Além do governo federal, o estado e a cidade de São Paulo e a capital de Pernambuco, Recife, também aprovaram legislação local para adicionar o "Dia da Imigração Chinesa" aos seus calendários locais.
Segundo a vereadora Edir Sales (PSD), autora do Projeto de Lei (PL) 266/2016, que inseriu a iniciativa em 2017 na capital paulista, "a comunidade chinesa está crescendo no Brasil, e eles promovem o desenvolvimento de negócios. Por isso, estou honrada por poder defender a comunidade chinesa na Câmara, criar o Dia dos Imigrantes Chineses e celebrar a data em conjunto".
No Recife, o vereador Eduardo Marques (PSB), o autor do PL para a criação do "Dia da Imigração Chinesa" na cidade, disse que os chineses expatriados na capital estão ativamente integrados à sociedade local, e as empresas e lojas que abriram geraram cerca de 12.500 empregos diretos para a população. "Eles também apoiaram instituições de caridade locais por um longo tempo, especialmente desde o início da pandemia do coronavírus, e ajudaram ativamente a combater a Covid e a superar as dificuldades em conjunto".
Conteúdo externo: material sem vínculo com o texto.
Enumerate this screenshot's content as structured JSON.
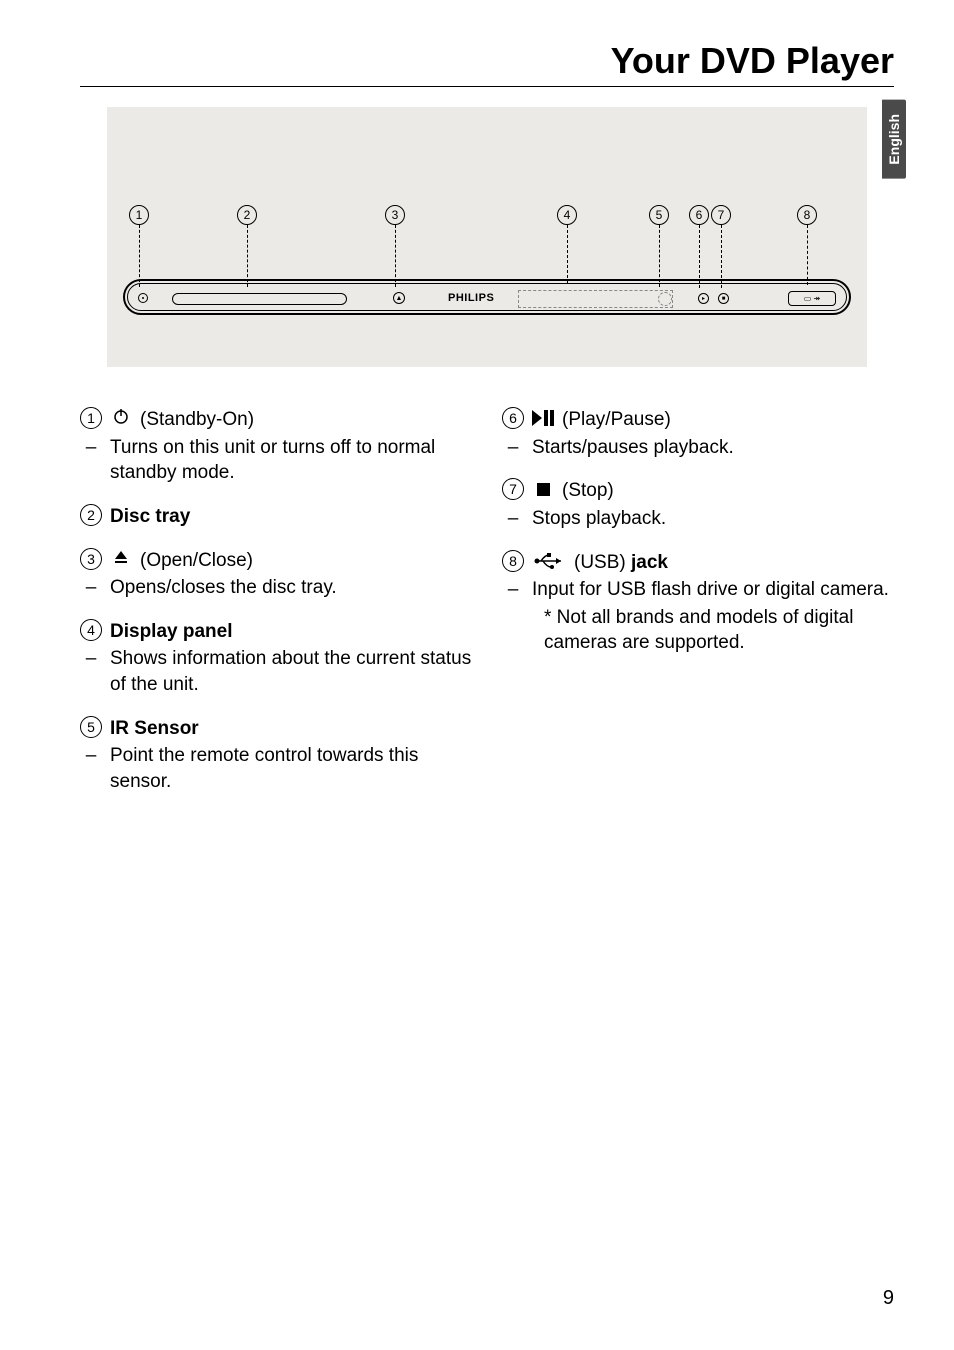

Nesta mesma linha, em março deste ano, a Prefeitura do Recife concedeu a Lu Gongrong, presidente da Associação da Comunidade Chinesa do Recife (ACCRB), o título de cidadão honorário, em reconhecimento às suas contribuições e às de chineses ultramarinos à sociedade brasileira.
No estado do Rio de Janeiro, a capital e o munícipio de Niterói também resguardam patrimônio histórico, cultural e econômico da chegada dos chineses ao Brasil. Para além de investimentos nos setores de infraestrutura, energia, engenharia naval e cooperação com o fornecimento de produtos farmacêuticos e de saúde durante a pandemia, Niterói é a cidade onde se localiza o Colégio Estadual Matemático Joaquim Gomes de Sousa, também chamado de Instituto Intercultural Brasil-China.
Segundo a página da instituição, os alunos aprendem os conteúdos básicos curriculares e disciplinas específicas ministradas em inglês e mandarim, onde a interculturalidade e o uso de recursos tecnológicos e científicos para as áreas das Finanças e Engenharia favorecem o aprendizado da Matemática e da Física.
Já no bairro de Botafogo, no Rio de Janeiro, foi implementada recentemente a Escola Chinesa Internacional (ECI). A organização educacional sem fins lucrativos tem o aporte financeiro de empresários chineses que residem na capital carioca e o apoio do Consulado Geral da China no Rio. A escola segue o modelo da educação básica da China, proporciona um ambiente de aprendizado trilíngue (mandarim, português e inglês) e possibilita o acesso à tecnologia de ponta direcionada à educação.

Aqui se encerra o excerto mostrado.